NYC Open Data: Part I
A look at the Brooklyn Public Library’s open data catalog would give you … well, roughly zero idea of what’s on the shelf.
Let me clarify. And let me be clear. (Those are almost synonymous.) I love the public. I’m there every few weeks. And I used to go practically every week. I taught myself the lion’s share of what I know about R in the commons room.
So I downloaded a .csv of the library’s catalog set from the City of New York’s open data portal. (This one: https://opendata.cityofnewyork.us/)
It looks like this:
library(rgdal) # reads spatial files
## Loading required package: methods
## Loading required package: sp
## rgdal: version: 1.2-7, (SVN revision 660)
## Geospatial Data Abstraction Library extensions to R successfully loaded
## Loaded GDAL runtime: GDAL 2.1.3, released 2017/20/01
## Path to GDAL shared files: /Library/Frameworks/R.framework/Versions/3.4/Resources/library/rgdal/gdal
## Loaded PROJ.4 runtime: Rel. 4.9.3, 15 August 2016, [PJ_VERSION: 493]
## Path to PROJ.4 shared files: /Library/Frameworks/R.framework/Versions/3.4/Resources/library/rgdal/proj
## Linking to sp version: 1.2-4
library(ggplot2) # graphics
bpl = read.csv(url("https://data.cityofnewyork.us/api/views/ym2h-u9dt/rows.csv?accessType=DOWNLOAD"))
head(bpl, 5)
## CALL...BIBLIO. AUTHOR
## 1 974.71 N
## 2 RUS q947.072 E
## 3 RUS qB PUSHKIN T
## 4 NEIG 0149";"NEIG 2713
## 5 NEIG 0150
## TITLE
## 1 09/11, 8:48 AM : documenting America's greatest tragedy / edited by BlueEar.com: Global Writing Worth Reading with the faculty and students of the New York University Department of Journalism foreward by Jay Rosen introduction by Ethan Casey.

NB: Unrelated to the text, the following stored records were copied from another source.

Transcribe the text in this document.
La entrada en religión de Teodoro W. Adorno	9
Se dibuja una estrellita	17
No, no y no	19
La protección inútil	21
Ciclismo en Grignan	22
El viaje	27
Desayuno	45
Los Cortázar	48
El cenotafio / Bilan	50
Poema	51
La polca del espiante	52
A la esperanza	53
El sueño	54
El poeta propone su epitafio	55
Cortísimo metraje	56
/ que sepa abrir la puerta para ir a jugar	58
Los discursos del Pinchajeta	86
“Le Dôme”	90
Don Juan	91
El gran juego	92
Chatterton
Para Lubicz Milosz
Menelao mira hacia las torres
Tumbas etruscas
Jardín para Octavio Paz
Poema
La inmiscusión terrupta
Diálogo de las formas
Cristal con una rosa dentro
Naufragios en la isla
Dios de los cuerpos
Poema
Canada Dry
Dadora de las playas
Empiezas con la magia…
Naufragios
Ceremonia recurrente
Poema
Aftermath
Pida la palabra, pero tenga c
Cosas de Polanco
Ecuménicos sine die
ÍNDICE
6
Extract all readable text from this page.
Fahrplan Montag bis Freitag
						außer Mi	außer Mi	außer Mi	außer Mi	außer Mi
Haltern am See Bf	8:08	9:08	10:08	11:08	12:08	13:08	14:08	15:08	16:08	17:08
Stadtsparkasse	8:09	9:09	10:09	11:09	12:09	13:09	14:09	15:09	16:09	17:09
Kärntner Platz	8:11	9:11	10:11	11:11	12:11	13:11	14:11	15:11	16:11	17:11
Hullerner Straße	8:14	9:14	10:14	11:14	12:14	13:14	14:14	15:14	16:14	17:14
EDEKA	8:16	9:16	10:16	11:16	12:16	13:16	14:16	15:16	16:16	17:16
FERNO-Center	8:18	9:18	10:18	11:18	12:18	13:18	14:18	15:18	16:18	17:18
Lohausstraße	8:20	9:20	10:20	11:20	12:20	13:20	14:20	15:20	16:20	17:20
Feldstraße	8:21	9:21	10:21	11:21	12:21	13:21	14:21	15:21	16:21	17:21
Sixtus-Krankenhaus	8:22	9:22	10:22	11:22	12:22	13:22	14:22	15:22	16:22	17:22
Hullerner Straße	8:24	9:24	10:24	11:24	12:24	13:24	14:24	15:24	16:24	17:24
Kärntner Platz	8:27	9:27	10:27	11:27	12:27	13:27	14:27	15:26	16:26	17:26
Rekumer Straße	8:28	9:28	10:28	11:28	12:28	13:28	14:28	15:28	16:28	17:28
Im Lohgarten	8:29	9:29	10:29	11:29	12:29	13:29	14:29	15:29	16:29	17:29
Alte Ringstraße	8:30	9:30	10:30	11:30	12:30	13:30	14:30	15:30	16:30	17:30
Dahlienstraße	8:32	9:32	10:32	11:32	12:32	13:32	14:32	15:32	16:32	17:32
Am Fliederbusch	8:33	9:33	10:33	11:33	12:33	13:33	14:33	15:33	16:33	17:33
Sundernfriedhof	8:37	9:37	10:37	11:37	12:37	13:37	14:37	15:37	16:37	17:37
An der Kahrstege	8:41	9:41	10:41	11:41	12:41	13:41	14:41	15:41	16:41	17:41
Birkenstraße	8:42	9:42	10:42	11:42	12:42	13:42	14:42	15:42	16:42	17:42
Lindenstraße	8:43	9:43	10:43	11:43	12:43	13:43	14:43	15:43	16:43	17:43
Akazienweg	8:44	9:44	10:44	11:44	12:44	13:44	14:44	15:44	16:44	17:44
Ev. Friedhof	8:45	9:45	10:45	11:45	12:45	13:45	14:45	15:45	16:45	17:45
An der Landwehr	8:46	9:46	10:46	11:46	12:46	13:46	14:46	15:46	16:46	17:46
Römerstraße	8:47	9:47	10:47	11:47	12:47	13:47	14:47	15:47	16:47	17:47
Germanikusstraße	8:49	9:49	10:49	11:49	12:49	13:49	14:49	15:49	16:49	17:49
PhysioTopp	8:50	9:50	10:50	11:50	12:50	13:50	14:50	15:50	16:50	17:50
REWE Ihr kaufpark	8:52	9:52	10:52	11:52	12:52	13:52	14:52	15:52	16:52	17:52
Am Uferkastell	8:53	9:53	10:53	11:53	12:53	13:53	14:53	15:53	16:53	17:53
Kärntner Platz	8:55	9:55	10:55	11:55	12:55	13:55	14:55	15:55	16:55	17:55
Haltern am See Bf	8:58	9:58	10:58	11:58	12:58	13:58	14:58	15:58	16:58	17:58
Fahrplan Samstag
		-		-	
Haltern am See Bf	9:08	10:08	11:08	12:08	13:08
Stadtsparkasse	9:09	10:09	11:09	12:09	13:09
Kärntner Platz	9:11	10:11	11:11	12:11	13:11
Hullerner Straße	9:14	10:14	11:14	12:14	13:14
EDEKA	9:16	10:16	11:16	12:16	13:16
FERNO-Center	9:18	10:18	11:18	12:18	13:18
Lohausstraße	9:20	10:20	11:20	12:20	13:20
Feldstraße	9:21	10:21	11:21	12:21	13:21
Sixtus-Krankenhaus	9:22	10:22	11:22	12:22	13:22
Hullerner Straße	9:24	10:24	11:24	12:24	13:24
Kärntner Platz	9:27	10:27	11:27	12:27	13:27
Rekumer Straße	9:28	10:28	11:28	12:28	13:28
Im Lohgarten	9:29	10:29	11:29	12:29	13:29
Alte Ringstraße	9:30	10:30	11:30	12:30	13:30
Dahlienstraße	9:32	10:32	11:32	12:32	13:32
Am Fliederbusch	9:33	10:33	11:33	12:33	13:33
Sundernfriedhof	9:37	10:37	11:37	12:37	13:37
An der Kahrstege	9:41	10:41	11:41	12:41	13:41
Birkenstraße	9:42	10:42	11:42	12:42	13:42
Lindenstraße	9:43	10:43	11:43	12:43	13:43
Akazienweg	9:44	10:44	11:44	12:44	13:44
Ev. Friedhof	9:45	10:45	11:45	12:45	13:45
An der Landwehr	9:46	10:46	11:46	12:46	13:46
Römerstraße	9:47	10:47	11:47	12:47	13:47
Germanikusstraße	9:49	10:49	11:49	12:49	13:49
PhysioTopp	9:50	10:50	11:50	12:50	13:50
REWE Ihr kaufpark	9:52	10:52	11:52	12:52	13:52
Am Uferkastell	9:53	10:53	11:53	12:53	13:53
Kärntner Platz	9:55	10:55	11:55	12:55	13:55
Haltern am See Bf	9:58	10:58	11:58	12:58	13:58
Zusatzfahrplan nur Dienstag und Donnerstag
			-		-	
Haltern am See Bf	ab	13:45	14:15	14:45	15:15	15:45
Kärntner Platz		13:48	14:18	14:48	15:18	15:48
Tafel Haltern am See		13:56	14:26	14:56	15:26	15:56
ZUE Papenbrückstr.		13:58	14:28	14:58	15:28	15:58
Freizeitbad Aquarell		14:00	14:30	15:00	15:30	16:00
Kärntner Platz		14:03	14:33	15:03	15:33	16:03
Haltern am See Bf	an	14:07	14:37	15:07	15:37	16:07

## 2 1812-1814 : sekretna︠i︡a perepiska generala P.I. Bagrationa, lichnye pisʹma generala N.N. Raevskogo, zapiski generala M.S. Voron︠t︡sova, dnevniki ofi︠t︡serov russkǒi armii : iz sobrani︠i︡a Gosudarstvennogo Istoricheskogo muze︠i︡a / [sostaviteli, avtory vstupitelʹnykh statěi i kommentariev A.K. Afanasʹev ... et al.].
## 3 1799-1837 : Pushkin i ego vrem︠i︡a / [redaktory S.G. Blinov, M.D. Filin].
## 4 177-179 Columbia Heights [picture]
## 5 132-134 Columbia Heights [picture]
## EDITION PUB.INFO
## 1 [Charleston, SC] : BookSurge.com, 2001.
## 2 Moskva : Terra , c1992.
## 3 Moskva : TERRA , 1997.
## 4 1920.
## 5 1921.
## STANDARD..
## 1 1591090113 (pbk.) : $22.00
## 2 5852551538
## 3 5300002216
## 4
## 5
Well then. Quite a mess.
So here’s another public data set. It’s a tally of the City’s three-year-old universal pre-kindergarten program. The mayor’s 2013 campaign included a few major pledges, and the one he arguably delivered more effectively than others was providing free, full-day universal pre-kindergarten to any 4-year-old. His staff invested considerable resources in finding space for locations. Enrollment opened at 19,000 children the first year and grew to 68,000 a couple of years later.
upk = read.csv(url("https://data.cityofnewyork.us/api/views/kiyv-ks3f/rows.csv?accessType=DOWNLOAD"))
names(upk) = tolower(names(upk))
boxplot(upk$seats)
table(upk$seats,upk$borough)
aggregate(upk$seats, by=list(Category=upk$borough), FUN=sum)
I can use ggplot2 to plot the new pre-k locations. It takes downloading and unpacking some spatial files first.
I can also plot the same locations scaled by the number of spots (“seats”).